More information about Infinite Interactive's Puzzle Quest sequel has hit the web, courtesy of last week's PAX East expo.

First up is Siliconera, where they quote producer Tim Ramage:
In a sea of puzzle brawlers, how does D3 solve puzzle of market oversaturation? I brought the question to Tim Ramage, Producer, of Puzzle Quest: Galactrix and Puzzle Quest 2.

(It's a challenge,) Ramage candidly commented. (It's been three years since Puzzle Quest 1 and since then there have been a lot of games that saturate the market. Spanning out from those games is definitely a challenge. We have the benefit of the Puzzle Quest label, the benefit of working with the developer that invented this genre to help us standout. Then it's just a matter of making sure that we've done the things to refine what we did in Puzzle Quest 1 that were successful, recreate those in Puzzle Quest 2, and improve them as well as a few new touches that make everything standout.)

And then we have a much more informative preview at GameXplain:
This overarching RPG context has been tweaked slightly for the soon to be released title, but seemingly for the better. Gone are the sprawling, nonsensical JRPG stylings of the first game. Instead, we're given a Puzzle Quest-ian take on a dungeon crawler. You are a hero charged with protecting a town from an incursion of monsters that was awakened by something or other. Nothing all that interesting, but simple; and enticingly similar to Diablo.

That Diablo comparison held true as I was confronted with the myriad of differences between this game and the first. Instead of the overworld map progression of the first title, you have control over an actual character as he or she walks through the world. Along the way, you can talk to various people, interact with parts of the environment, and confront enemies.
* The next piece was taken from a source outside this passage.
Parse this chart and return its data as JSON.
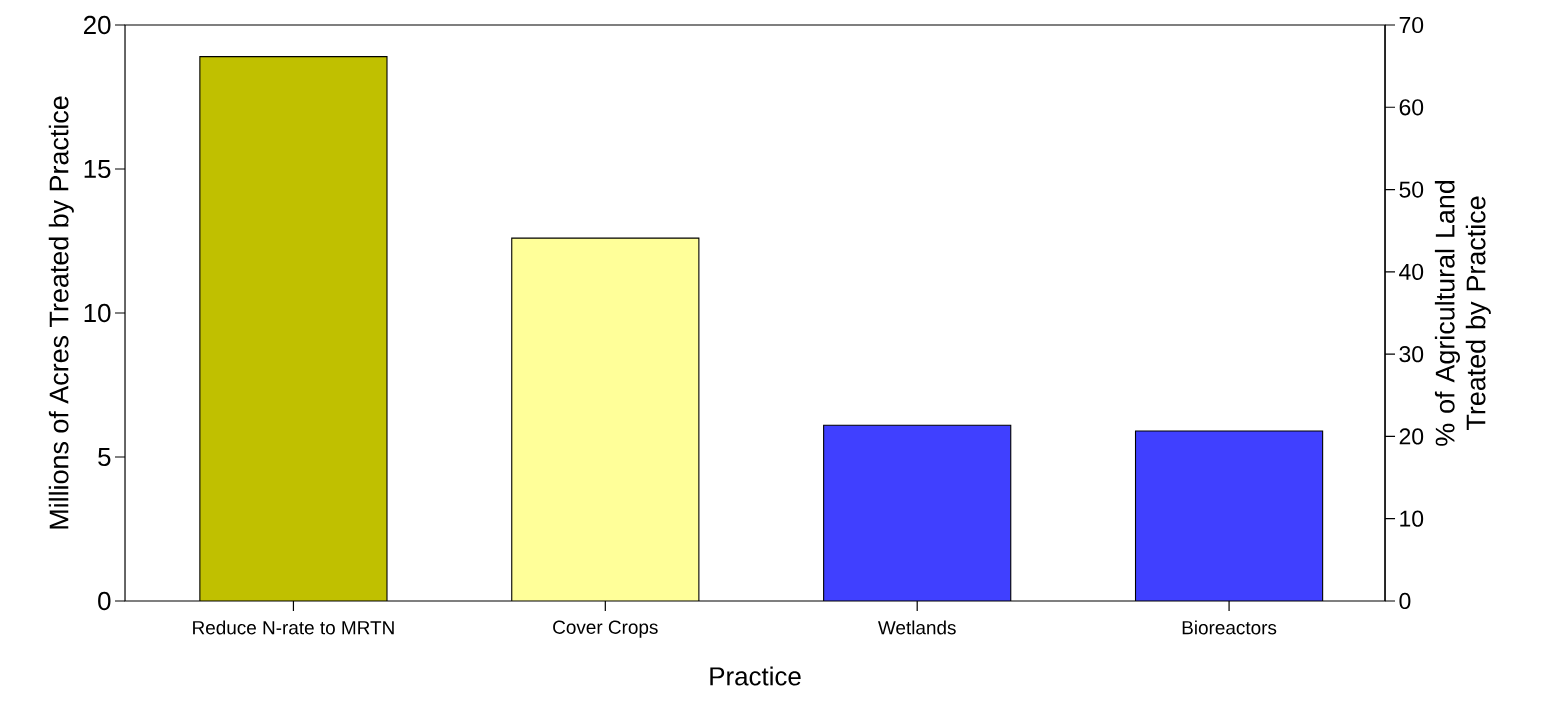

Interacting with the environment usually meant a puzzle-based mini-game not all that different from the normal combat game, although Tim promised that there would be some greater variation for things like picking locks and learning spells. During these RPG stretches, the game is shot from an isometric persepctive, and does vaguely feel like a dungeon crawler. The anime-influenced artistic sensibilities of the first game were also abandoned, making way for a Western-ized art design. I was kind of attached to the out of place manga-stylings of the first game, but I wasn't irked at the change either since fighting is still just as fun as ever, and I was too distracted by this to be bothered by how the characters looked.